I winced. “Probably under ten feet of water right now.”

She nodded. “Or mud. You’re not likely to turn up anything there.”

“I have to be forthright with you, Loralee. I don’t see how I can help you out.”

“Why don’t you just indulge a middle-aged, wealthy woman, and an old friend?”

I started trying to stand. “As they say, I’ll see what I can do.”

“Don’t forget.” She pointed at the envelope with the check inside.

I shook my head. “I’ll bill you if I find anything out.”

“Marvin.”

I nodded, like a bad little kid. I avoided the controversy by saying, “Oh, well, you’re the boss.”

“Thank you, Marvin.” She stood, in one graceful, sinuous motion, which only accentuated my own clumsiness. Just as gracefully she moved toward me and we hugged, she in her flashy tights and me in my Sunday best. Here we were, each attired in the way that makes us most attractive to the opposite sex: nearly naked woman, fully decked-out man—gender differences that neither side would ever understand.
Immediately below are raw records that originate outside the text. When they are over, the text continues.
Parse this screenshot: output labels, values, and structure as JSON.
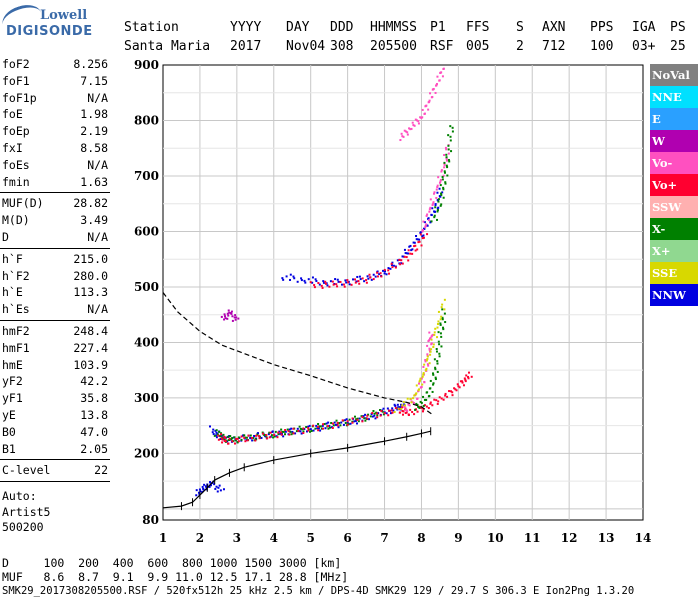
{
  "logo": {
    "line1": "Lowell",
    "line2": "DIGISONDE"
  },
  "header": {
    "row1": [
      "Station",
      "YYYY",
      "DAY",
      "DDD",
      "HHMMSS",
      "P1",
      "FFS",
      "S",
      "AXN",
      "PPS",
      "IGA",
      "PS"
    ],
    "row2": [
      "Santa Maria",
      "2017",
      "Nov04",
      "308",
      "205500",
      "RSF",
      "005",
      "2",
      "712",
      "100",
      "03+",
      "25"
    ]
  },
  "params": {
    "group1": [
      {
        "name": "foF2",
        "value": "8.256"
      },
      {
        "name": "foF1",
        "value": "7.15"
      },
      {
        "name": "foF1p",
        "value": "N/A"
      },
      {
        "name": "foE",
        "value": "1.98"
      },
      {
        "name": "foEp",
        "value": "2.19"
      },
      {
        "name": "fxI",
        "value": "8.58"
      },
      {
        "name": "foEs",
        "value": "N/A"
      },
      {
        "name": "fmin",
        "value": "1.63"
      }
    ],
    "group2": [
      {
        "name": "MUF(D)",
        "value": "28.82"
      },
      {
        "name": "M(D)",
        "value": "3.49"
      },
      {
        "name": "D",
        "value": "N/A"
      }
    ],
    "group3": [
      {
        "name": "h`F",
        "value": "215.0"
      },
      {
        "name": "h`F2",
        "value": "280.0"
      },
      {
        "name": "h`E",
        "value": "113.3"
      },
      {
        "name": "h`Es",
        "value": "N/A"
      }
    ],
    "group4": [
      {
        "name": "hmF2",
        "value": "248.4"
      },
      {
        "name": "hmF1",
        "value": "227.4"
      },
      {
        "name": "hmE",
        "value": "103.9"
      },
      {
        "name": "yF2",
        "value": "42.2"
      },
      {
        "name": "yF1",
        "value": "35.8"
      },
      {
        "name": "yE",
        "value": "13.8"
      },
      {
        "name": "B0",
        "value": "47.0"
      },
      {
        "name": "B1",
        "value": "2.05"
      }
    ],
    "group5": [
      {
        "name": "C-level",
        "value": "22"
      }
    ],
    "extra": [
      "Auto:",
      "Artist5",
      "500200"
    ]
  },
  "legend": [
    {
      "label": "NoVal",
      "color": "#808080"
    },
    {
      "label": "NNE",
      "color": "#00e0ff"
    },
    {
      "label": "E",
      "color": "#2aa0ff"
    },
    {
      "label": "W",
      "color": "#b000b0"
    },
    {
      "label": "Vo-",
      "color": "#ff50c0"
    },
    {
      "label": "Vo+",
      "color": "#ff0030"
    },
    {
      "label": "SSW",
      "color": "#ffb0b0"
    },
    {
      "label": "X-",
      "color": "#008000"
    },
    {
      "label": "X+",
      "color": "#90d890"
    },
    {
      "label": "SSE",
      "color": "#d8d800"
    },
    {
      "label": "NNW",
      "color": "#0000e0"
    }
  ],
  "bottom": {
    "line1": "D     100  200  400  600  800 1000 1500 3000 [km]",
    "line2": "MUF   8.6  8.7  9.1  9.9 11.0 12.5 17.1 28.8 [MHz]",
    "line3": "SMK29_2017308205500.RSF / 520fx512h 25 kHz 2.5 km / DPS-4D SMK29 129 / 29.7 S 306.3 E Ion2Png 1.3.20"
  },
  "chart_data": {
    "type": "scatter",
    "title": "",
    "xlabel": "",
    "ylabel": "",
    "xlim": [
      1,
      14
    ],
    "ylim": [
      80,
      900
    ],
    "xticks": [
      1,
      2,
      3,
      4,
      5,
      6,
      7,
      8,
      9,
      10,
      11,
      12,
      13,
      14
    ],
    "yticks": [
      100,
      200,
      300,
      400,
      500,
      600,
      700,
      800,
      900
    ],
    "ytick_labels_shown": [
      80,
      200,
      300,
      400,
      500,
      600,
      700,
      800,
      900
    ],
    "grid": true,
    "series": [
      {
        "color": "#0000e0",
        "points": [
          [
            2.3,
            245
          ],
          [
            2.5,
            232
          ],
          [
            2.8,
            226
          ],
          [
            3.2,
            229
          ],
          [
            3.6,
            233
          ],
          [
            4.0,
            236
          ],
          [
            4.5,
            241
          ],
          [
            5.0,
            246
          ],
          [
            5.5,
            252
          ],
          [
            6.0,
            258
          ],
          [
            6.5,
            266
          ],
          [
            7.0,
            277
          ],
          [
            7.3,
            284
          ],
          [
            7.5,
            290
          ]
        ]
      },
      {
        "color": "#008000",
        "points": [
          [
            2.4,
            240
          ],
          [
            2.7,
            228
          ],
          [
            3.0,
            227
          ],
          [
            3.5,
            232
          ],
          [
            4.0,
            237
          ],
          [
            4.5,
            243
          ],
          [
            5.0,
            247
          ],
          [
            5.5,
            253
          ],
          [
            6.0,
            259
          ],
          [
            6.5,
            268
          ],
          [
            7.0,
            280
          ]
        ]
      },
      {
        "color": "#ff0030",
        "points": [
          [
            2.5,
            232
          ],
          [
            2.7,
            222
          ],
          [
            3.2,
            228
          ],
          [
            3.8,
            233
          ],
          [
            4.4,
            240
          ],
          [
            5.2,
            248
          ],
          [
            6.0,
            258
          ],
          [
            6.8,
            272
          ],
          [
            7.4,
            280
          ],
          [
            7.6,
            274
          ],
          [
            8.0,
            282
          ],
          [
            8.4,
            296
          ],
          [
            8.8,
            312
          ],
          [
            9.1,
            330
          ],
          [
            9.3,
            345
          ]
        ]
      },
      {
        "color": "#ff50c0",
        "points": [
          [
            7.5,
            280
          ],
          [
            7.8,
            300
          ],
          [
            8.0,
            330
          ],
          [
            8.1,
            360
          ],
          [
            8.2,
            400
          ],
          [
            8.25,
            420
          ]
        ]
      },
      {
        "color": "#008000",
        "points": [
          [
            7.8,
            282
          ],
          [
            8.1,
            300
          ],
          [
            8.3,
            330
          ],
          [
            8.4,
            370
          ],
          [
            8.5,
            420
          ],
          [
            8.6,
            460
          ]
        ]
      },
      {
        "color": "#d8d800",
        "points": [
          [
            7.3,
            280
          ],
          [
            7.8,
            305
          ],
          [
            8.0,
            340
          ],
          [
            8.2,
            380
          ],
          [
            8.4,
            430
          ],
          [
            8.6,
            480
          ]
        ]
      },
      {
        "color": "#0000e0",
        "points": [
          [
            4.2,
            520
          ],
          [
            4.8,
            515
          ],
          [
            5.4,
            510
          ],
          [
            6.0,
            512
          ],
          [
            6.6,
            520
          ],
          [
            7.0,
            530
          ],
          [
            7.4,
            550
          ],
          [
            7.7,
            575
          ],
          [
            8.0,
            600
          ],
          [
            8.2,
            625
          ],
          [
            8.4,
            650
          ],
          [
            8.5,
            680
          ]
        ]
      },
      {
        "color": "#ff0030",
        "points": [
          [
            5.0,
            505
          ],
          [
            5.6,
            506
          ],
          [
            6.2,
            510
          ],
          [
            6.8,
            522
          ],
          [
            7.4,
            545
          ],
          [
            7.8,
            570
          ],
          [
            8.1,
            600
          ]
        ]
      },
      {
        "color": "#ff50c0",
        "points": [
          [
            7.4,
            770
          ],
          [
            7.7,
            790
          ],
          [
            8.0,
            810
          ],
          [
            8.2,
            840
          ],
          [
            8.4,
            870
          ],
          [
            8.6,
            900
          ]
        ]
      },
      {
        "color": "#ff50c0",
        "points": [
          [
            8.0,
            600
          ],
          [
            8.2,
            640
          ],
          [
            8.4,
            680
          ],
          [
            8.6,
            720
          ],
          [
            8.7,
            760
          ]
        ]
      },
      {
        "color": "#008000",
        "points": [
          [
            8.3,
            620
          ],
          [
            8.5,
            660
          ],
          [
            8.6,
            700
          ],
          [
            8.7,
            740
          ],
          [
            8.8,
            800
          ]
        ]
      },
      {
        "color": "#b000b0",
        "points": [
          [
            2.6,
            445
          ],
          [
            2.8,
            455
          ],
          [
            3.0,
            440
          ]
        ]
      },
      {
        "color": "#0000e0",
        "points": [
          [
            1.9,
            130
          ],
          [
            2.1,
            140
          ],
          [
            2.3,
            148
          ],
          [
            2.6,
            132
          ]
        ]
      }
    ],
    "profile": {
      "style": "solid",
      "color": "#000000",
      "points": [
        [
          1.0,
          102
        ],
        [
          1.5,
          105
        ],
        [
          1.8,
          112
        ],
        [
          2.0,
          125
        ],
        [
          2.2,
          138
        ],
        [
          2.4,
          152
        ],
        [
          2.8,
          165
        ],
        [
          3.2,
          175
        ],
        [
          4.0,
          188
        ],
        [
          5.0,
          200
        ],
        [
          6.0,
          210
        ],
        [
          7.0,
          222
        ],
        [
          7.6,
          230
        ],
        [
          8.0,
          236
        ],
        [
          8.25,
          240
        ]
      ]
    },
    "trace": {
      "style": "dashed",
      "color": "#000000",
      "points": [
        [
          1.0,
          490
        ],
        [
          1.4,
          455
        ],
        [
          2.0,
          420
        ],
        [
          2.6,
          395
        ],
        [
          3.0,
          385
        ],
        [
          4.0,
          360
        ],
        [
          5.0,
          340
        ],
        [
          6.0,
          318
        ],
        [
          7.0,
          300
        ],
        [
          7.6,
          292
        ],
        [
          8.0,
          284
        ],
        [
          8.3,
          270
        ]
      ]
    }
  }
}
I went downstairs. Clarissa was waiting with my hat and overcoat and umbrella, and a folder with some papers. “I apologize for making you stand in the rain, Mr. Kent,” she said. “But she never allows her meditations to be interrupted.”

“No big deal, Clarissa. As a matter-of-fact, we have the same boss now, so call me Marv.”

It was raining harder as I went out. I didn’t want to go to work. I wanted to go back in that big house and be kept there, surrounded by all that warmth and wealth and womanliness. But instead of what I wanted, I had what I needed: a job.